4.3. Evaluation of Process Parameters

During the curing of the thick AG/EP laminate, the overheating temperature leads to matrix degradation, thermal residual stress, and uneven curing [19]. Hence, a lower overheating temperature was pursued during curing.

Table 4. ANOVA of SNR value.

Variables	Level-1	Level-2	Level-3	Level-4	Sum of Squares	Degrees of Freedom	Mean Variance	F-Test	Contribution
Heating rate	46.74	47.38	47.20	47.00	0.9	3	0.3	4.115	20.16%
Dwelling temperature	46.38	46.95	47.54	47.45	3.383	3	1.128	15.464	75.78%
Dwelling time	47.06	47.25	46.96	47.04	0.181	3	0.06	0.828	4.06%
Total					4.464				100%

shows the ANOVA of the SNR; the dwelling temperature was found to be the primary factor with a contribution of 75.78%. The contributions of the heating rate and dwelling time were 20.16% and 4.06%, respectively.

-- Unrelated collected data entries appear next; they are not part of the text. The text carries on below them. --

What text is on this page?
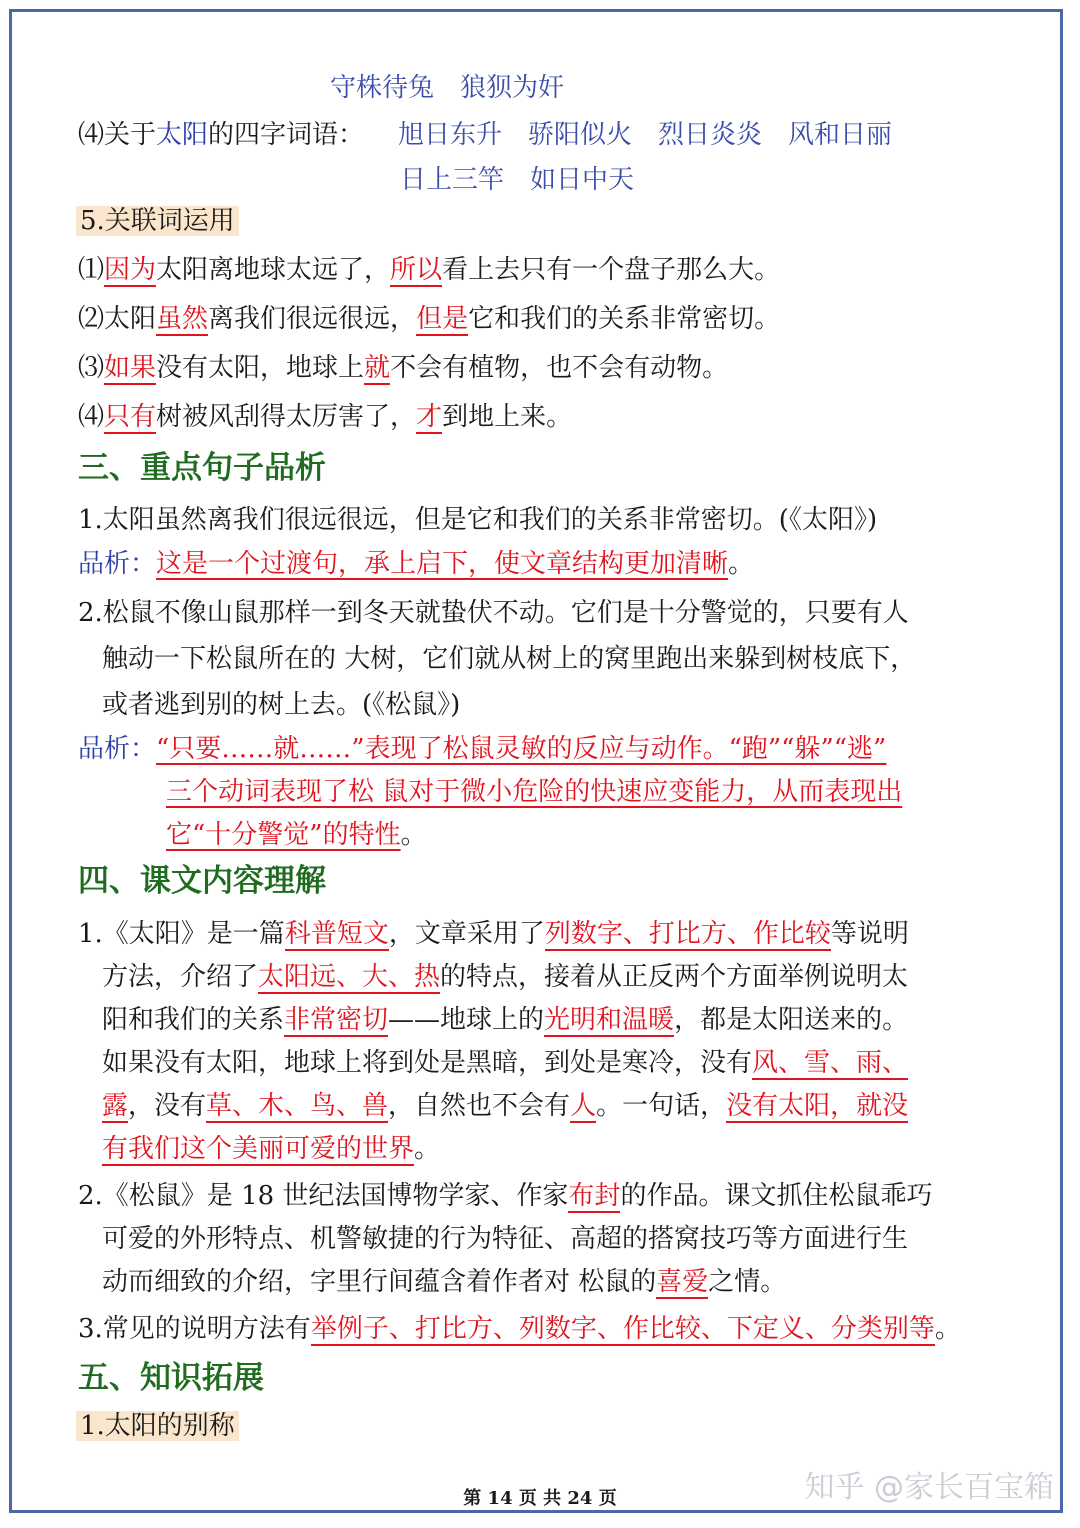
守株待兔　狼狈为奸
⑷关于太阳的四字词语： 旭日东升　骄阳似火　烈日炎炎　风和日丽
日上三竿　如日中天
5.关联词运用
⑴因为太阳离地球太远了，所以看上去只有一个盘子那么大。
⑵太阳虽然离我们很远很远，但是它和我们的关系非常密切。
⑶如果没有太阳，地球上就不会有植物，也不会有动物。
⑷只有树被风刮得太厉害了，才到地上来。
三、重点句子品析
1.太阳虽然离我们很远很远，但是它和我们的关系非常密切。(《太阳》)
品析：这是一个过渡句，承上启下，使文章结构更加清晰。
2.松鼠不像山鼠那样一到冬天就蛰伏不动。它们是十分警觉的，只要有人
触动一下松鼠所在的 大树，它们就从树上的窝里跑出来躲到树枝底下，
或者逃到别的树上去。(《松鼠》)
品析：“只要……就……”表现了松鼠灵敏的反应与动作。“跑”“躲”“逃”
三个动词表现了松 鼠对于微小危险的快速应变能力，从而表现出
它“十分警觉”的特性。
四、课文内容理解
1.《太阳》是一篇科普短文，文章采用了列数字、打比方、作比较等说明
方法，介绍了太阳远、大、热的特点，接着从正反两个方面举例说明太
阳和我们的关系非常密切——地球上的光明和温暖，都是太阳送来的。
如果没有太阳，地球上将到处是黑暗，到处是寒冷，没有风、雪、雨、
露，没有草、木、鸟、兽，自然也不会有人。一句话，没有太阳，就没
有我们这个美丽可爱的世界。
2.《松鼠》是 18 世纪法国博物学家、作家布封的作品。课文抓住松鼠乖巧
可爱的外形特点、机警敏捷的行为特征、高超的搭窝技巧等方面进行生
动而细致的介绍，字里行间蕴含着作者对 松鼠的喜爱之情。
3.常见的说明方法有举例子、打比方、列数字、作比较、下定义、分类别等。
五、知识拓展
1.太阳的别称
第 14 页 共 24 页	知乎 @家长百宝箱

The mean SNR values under four levels of the three factors are shown in Figure 13. The heating rate, dwelling temperature, and dwelling time simultaneously determine the overheating temperature caused by the curing reaction. The combination of the best levels of the curing factors was A1B1C3; in other words, a lower overheating temperature was obtained at a heating rate of 0.25 °C/min, dwelling temperature of 80 °C, and dwelling time of 90 min. The overheating temperature of the thick AF/EP laminate under the best curing cycle was 197.70 °C, calculated by Equations (1) and (2). The optimal curing cycle was predicted, but it is not in Table 3. Therefore, further experiments should be carried out to validate the predicted curing cycle.

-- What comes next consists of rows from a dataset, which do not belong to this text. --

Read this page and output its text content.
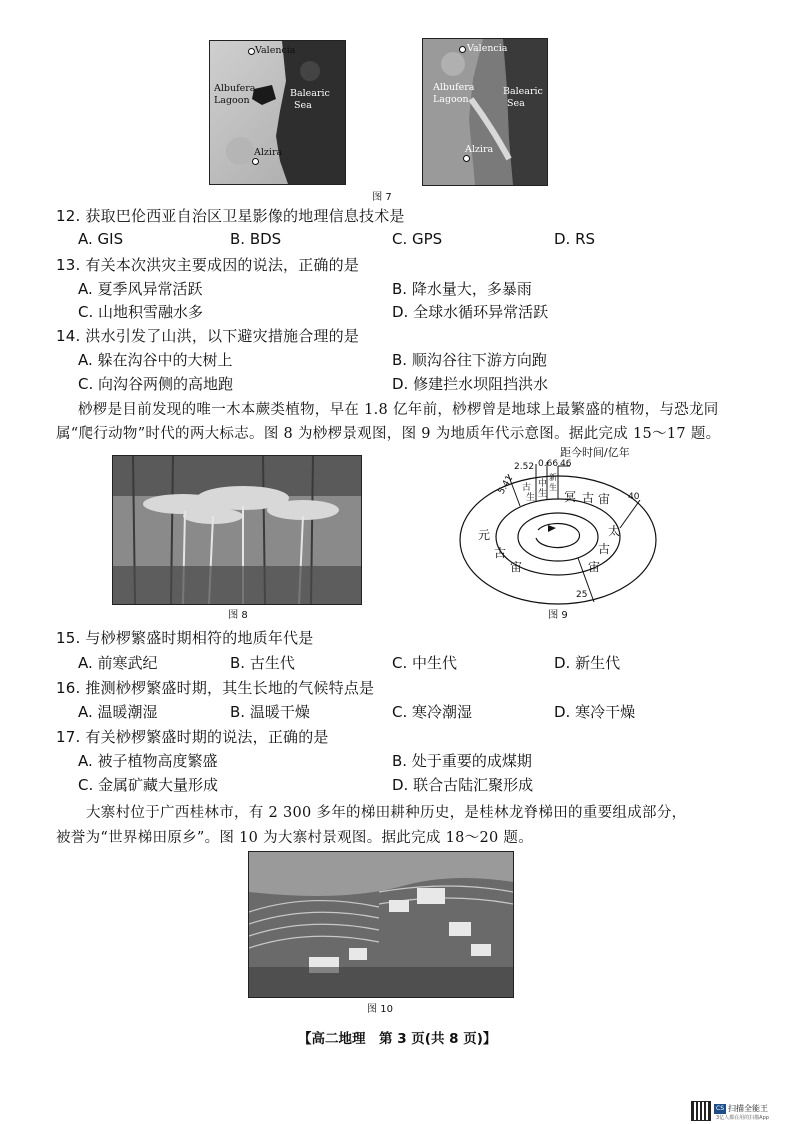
Valencia
Albufera
Lagoon
Balearic
Sea
Alzira
Valencia
Albufera
Lagoon
Balearic
Sea
Alzira
图 7
12. 获取巴伦西亚自治区卫星影像的地理信息技术是
A. GIS	B. BDS	C. GPS	D. RS
13. 有关本次洪灾主要成因的说法，正确的是
A. 夏季风异常活跃	B. 降水量大，多暴雨
C. 山地积雪融水多	D. 全球水循环异常活跃
14. 洪水引发了山洪，以下避灾措施合理的是
A. 躲在沟谷中的大树上	B. 顺沟谷往下游方向跑
C. 向沟谷两侧的高地跑	D. 修建拦水坝阻挡洪水
桫椤是目前发现的唯一木本蕨类植物，早在 1.8 亿年前，桫椤曾是地球上最繁盛的植物，与恐龙同
属“爬行动物”时代的两大标志。图 8 为桫椤景观图，图 9 为地质年代示意图。据此完成 15～17 题。
图 8
距今时间/亿年
5.41
2.52 0.66 46
40
25
冥 古 宙
太
古
宙
元
古
宙
古
生
中
生
新
生
图 9
15. 与桫椤繁盛时期相符的地质年代是
A. 前寒武纪	B. 古生代	C. 中生代	D. 新生代
16. 推测桫椤繁盛时期，其生长地的气候特点是
A. 温暖潮湿	B. 温暖干燥	C. 寒冷潮湿	D. 寒冷干燥
17. 有关桫椤繁盛时期的说法，正确的是
A. 被子植物高度繁盛	B. 处于重要的成煤期
C. 金属矿藏大量形成	D. 联合古陆汇聚形成
大寨村位于广西桂林市，有 2 300 多年的梯田耕种历史，是桂林龙脊梯田的重要组成部分，
被誉为“世界梯田原乡”。图 10 为大寨村景观图。据此完成 18～20 题。
图 10
【高二地理　第 3 页(共 8 页)】
CS 扫描全能王
3亿人都在用的扫描App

The time–temperature relationship of the thick AF/EP laminate under the original and optimal curing cycle is shown in Figure 14. In the experiment, the overheating temperature of the thick AF/EP laminate was 192.72 °C; it involved an error of 2.58%, as compared with the overheating temperature (197.70 °C) predicted using the SNR method. Moreover, compared with the curing cycle provided by the prepreg manufacturer, the overheating temperature was reduced by 58.48 °C, representing a reduction ratio of 23.28%.

5. Conclusions

This paper proposed an optimisation method for the overheating temperature phenomenon in [0]₃₀₀ thick AF/EP laminates, and the effects of the curing factors were discussed. The conclusions drawn are as follows:

• FBG sensors can be used to monitor the temperature and strain produced during the curing process of thick AF/EP laminates. FBG sensors were used to monitor the temperature overshoot phenomenon and the temperature distribution in the thick AF/EP laminate. The highest temperature was noted at the centre of the laminate. Temperature overheating leads to an error of 21.16% in the FBG measurements, as compared with the thermocouple measurements.
• It was determined that among the three curing factors (heating rate, dwelling temperature, and dwelling time) affecting the curing of the thick AF/EP laminate, dwelling temperature was the primary parameter affecting the overshoot temperature, with a contribution of 75.78% based on the Taguchi method and ANOVA. The contributions of the heating rate and dwelling time were 20.16% and 4.06%, respectively.
• The relationship between the overheating temperature and curing factors was established using SNR method to predict the overheating temperature. Among the four level combinations of three factors, the optimal curing factors were a heating rate of 0.25 °C/min, dwelling temperature of 80 °C, and dwelling time of 90 min. Compared with the experimental results, the predicted overheating temperature has an error of 2.58%.
• Compared with the original curing cycle, the overshoot temperature of the optimised curing cycle was reduced by 58.48 °C, representing a reduction ratio of 23.28%.